Commented by mrW1 last updated on 02/Jul/17

since there are infinite possible functions :

f (x) = 1 \pm \frac{\underset{k = 0}{\sum^{n}} a_{k} x^{k}}{\underset{k = 0}{\sum^{n}} a_{n - k} x^{k}}

with n \in N and a_{0}, a_{1}, \dots, a_{n} \in R

there is no unique solution for

(n, a_{0}, a_{1}, \dots, a_{n}) from the only one equation

f (3) = 1 \pm \frac{\underset{k = 0}{\sum^{n}} a_{k} 3^{k}}{\underset{k = 0}{\sum^{n}} a_{n - k} 3^{k}} = 28

therefore there is also no unique

value for f (4) :

f (4) = 1 \pm \frac{\underset{k = 0}{\sum^{n}} a_{k} 4^{k}}{\underset{k = 0}{\sum^{n}} a_{n - k} 4^{k}}

Commented by prakash jain last updated on 02/Jul/17

Ok . I missed some part in the

question . The question is

specifically asking for polynomial

function .

f (x) = 1 + x^{3} is only correct answer .

Commented by mrW1 last updated on 02/Jul/17

to 1234 hello :

I think the original question was much

more interesting and challenging

than now . Even though there was no

unique answer but one may think in

all directions . I see it as a great gain

from your original question that we

know now that the requested

function which satisfies the functional

equation could and must be of the form

f (x) = 1 \pm \frac{\underset{k = 0}{\sum^{n}} a_{k} x^{k}}{\underset{k = 0}{\sum^{n}} a_{n - k} x^{k}} .
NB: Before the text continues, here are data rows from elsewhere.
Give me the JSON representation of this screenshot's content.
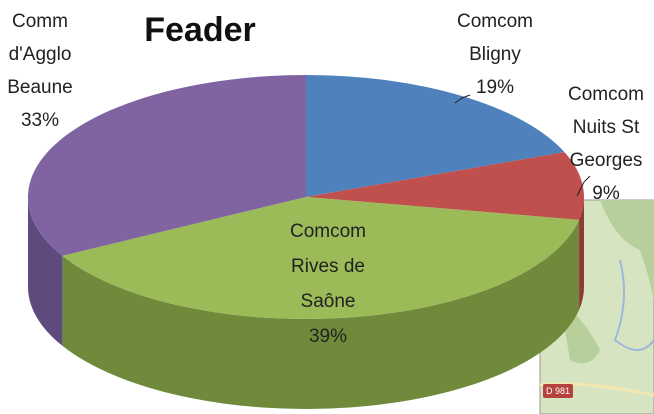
{
  "chart_data": {
    "type": "pie",
    "title": "Feader",
    "categories": [
      [
        "Comcom",
        "Bligny"
      ],
      [
        "Comcom",
        "Nuits St",
        "Georges"
      ],
      [
        "Comcom",
        "Rives de",
        "Saône"
      ],
      [
        "Comm",
        "d'Agglo",
        "Beaune"
      ]
    ],
    "values": [
      19,
      9,
      39,
      33
    ],
    "value_labels": [
      "19%",
      "9%",
      "39%",
      "33%"
    ],
    "colors": [
      "#4f81bd",
      "#c0504d",
      "#9bbb59",
      "#8064a2"
    ],
    "side_colors": [
      "#3b6396",
      "#8f3a37",
      "#6e8a3a",
      "#5e4a7d"
    ]
  },
  "map_label": "D 981"
}
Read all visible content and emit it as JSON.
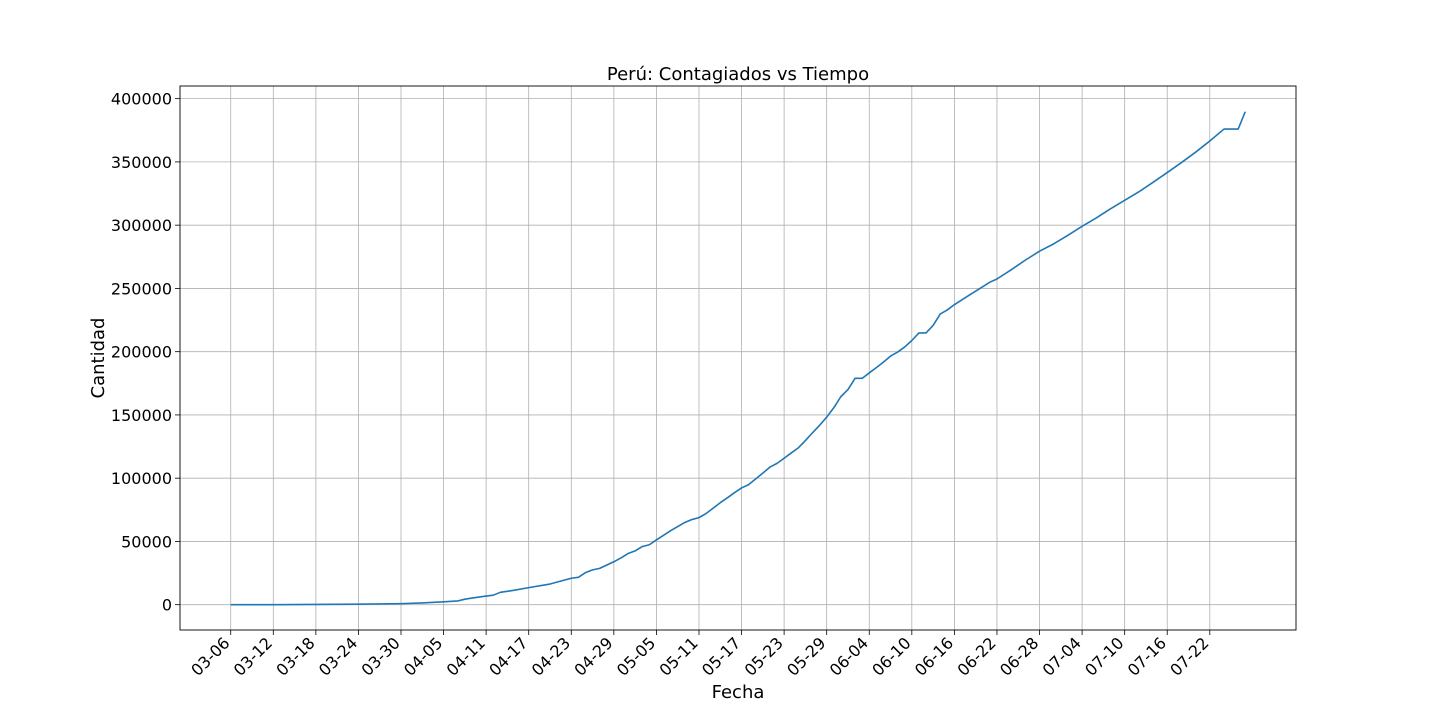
{
  "chart_data": {
    "type": "line",
    "title": "Perú: Contagiados vs Tiempo",
    "xlabel": "Fecha",
    "ylabel": "Cantidad",
    "grid": true,
    "ylim": [
      -20000,
      410000
    ],
    "x_tick_labels": [
      "03-06",
      "03-12",
      "03-18",
      "03-24",
      "03-30",
      "04-05",
      "04-11",
      "04-17",
      "04-23",
      "04-29",
      "05-05",
      "05-11",
      "05-17",
      "05-23",
      "05-29",
      "06-04",
      "06-10",
      "06-16",
      "06-22",
      "06-28",
      "07-04",
      "07-10",
      "07-16",
      "07-22"
    ],
    "y_ticks": [
      0,
      50000,
      100000,
      150000,
      200000,
      250000,
      300000,
      350000,
      400000
    ],
    "series": [
      {
        "color": "#1f77b4",
        "points": [
          [
            "03-06",
            1
          ],
          [
            "03-12",
            22
          ],
          [
            "03-18",
            234
          ],
          [
            "03-24",
            416
          ],
          [
            "03-30",
            852
          ],
          [
            "04-02",
            1414
          ],
          [
            "04-05",
            2281
          ],
          [
            "04-07",
            2954
          ],
          [
            "04-08",
            4342
          ],
          [
            "04-09",
            5256
          ],
          [
            "04-11",
            6848
          ],
          [
            "04-12",
            7519
          ],
          [
            "04-13",
            9784
          ],
          [
            "04-15",
            11475
          ],
          [
            "04-17",
            13489
          ],
          [
            "04-20",
            16325
          ],
          [
            "04-23",
            20914
          ],
          [
            "04-24",
            21648
          ],
          [
            "04-25",
            25331
          ],
          [
            "04-26",
            27517
          ],
          [
            "04-27",
            28699
          ],
          [
            "04-29",
            33931
          ],
          [
            "04-30",
            36976
          ],
          [
            "05-01",
            40459
          ],
          [
            "05-02",
            42534
          ],
          [
            "05-03",
            45928
          ],
          [
            "05-04",
            47372
          ],
          [
            "05-05",
            51189
          ],
          [
            "05-07",
            58526
          ],
          [
            "05-09",
            65015
          ],
          [
            "05-10",
            67307
          ],
          [
            "05-11",
            68822
          ],
          [
            "05-12",
            72059
          ],
          [
            "05-13",
            76306
          ],
          [
            "05-14",
            80604
          ],
          [
            "05-15",
            84495
          ],
          [
            "05-16",
            88541
          ],
          [
            "05-17",
            92273
          ],
          [
            "05-18",
            94933
          ],
          [
            "05-19",
            99483
          ],
          [
            "05-20",
            104020
          ],
          [
            "05-21",
            108769
          ],
          [
            "05-22",
            111698
          ],
          [
            "05-23",
            115754
          ],
          [
            "05-24",
            119959
          ],
          [
            "05-25",
            123979
          ],
          [
            "05-26",
            129751
          ],
          [
            "05-27",
            135905
          ],
          [
            "05-28",
            141779
          ],
          [
            "05-29",
            148285
          ],
          [
            "05-30",
            155671
          ],
          [
            "05-31",
            164476
          ],
          [
            "06-01",
            170039
          ],
          [
            "06-02",
            178914
          ],
          [
            "06-03",
            178914
          ],
          [
            "06-04",
            183198
          ],
          [
            "06-05",
            187400
          ],
          [
            "06-06",
            191758
          ],
          [
            "06-07",
            196515
          ],
          [
            "06-08",
            199696
          ],
          [
            "06-09",
            203736
          ],
          [
            "06-10",
            208823
          ],
          [
            "06-11",
            214788
          ],
          [
            "06-12",
            214788
          ],
          [
            "06-13",
            220749
          ],
          [
            "06-14",
            229736
          ],
          [
            "06-15",
            232992
          ],
          [
            "06-16",
            237156
          ],
          [
            "06-18",
            244388
          ],
          [
            "06-20",
            251338
          ],
          [
            "06-21",
            254936
          ],
          [
            "06-22",
            257447
          ],
          [
            "06-24",
            264689
          ],
          [
            "06-26",
            272364
          ],
          [
            "06-28",
            279419
          ],
          [
            "06-30",
            285213
          ],
          [
            "07-02",
            292004
          ],
          [
            "07-04",
            299080
          ],
          [
            "07-06",
            305703
          ],
          [
            "07-08",
            312911
          ],
          [
            "07-10",
            319646
          ],
          [
            "07-12",
            326326
          ],
          [
            "07-14",
            333867
          ],
          [
            "07-16",
            341586
          ],
          [
            "07-18",
            349500
          ],
          [
            "07-20",
            357681
          ],
          [
            "07-22",
            366550
          ],
          [
            "07-24",
            375961
          ],
          [
            "07-25",
            375961
          ],
          [
            "07-26",
            375961
          ],
          [
            "07-27",
            389717
          ]
        ]
      }
    ]
  }
}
We {hadn}^{'} t lernt so much if you had

said from very begining that f (x)

is a polynominal function, because

that would have restricted the direction

for our thinking .

Commented by 1234Hello last updated on 03/Jul/17

But this was the original question! I

was in a hurry so I first posted that

version . Thanks all for your efforts!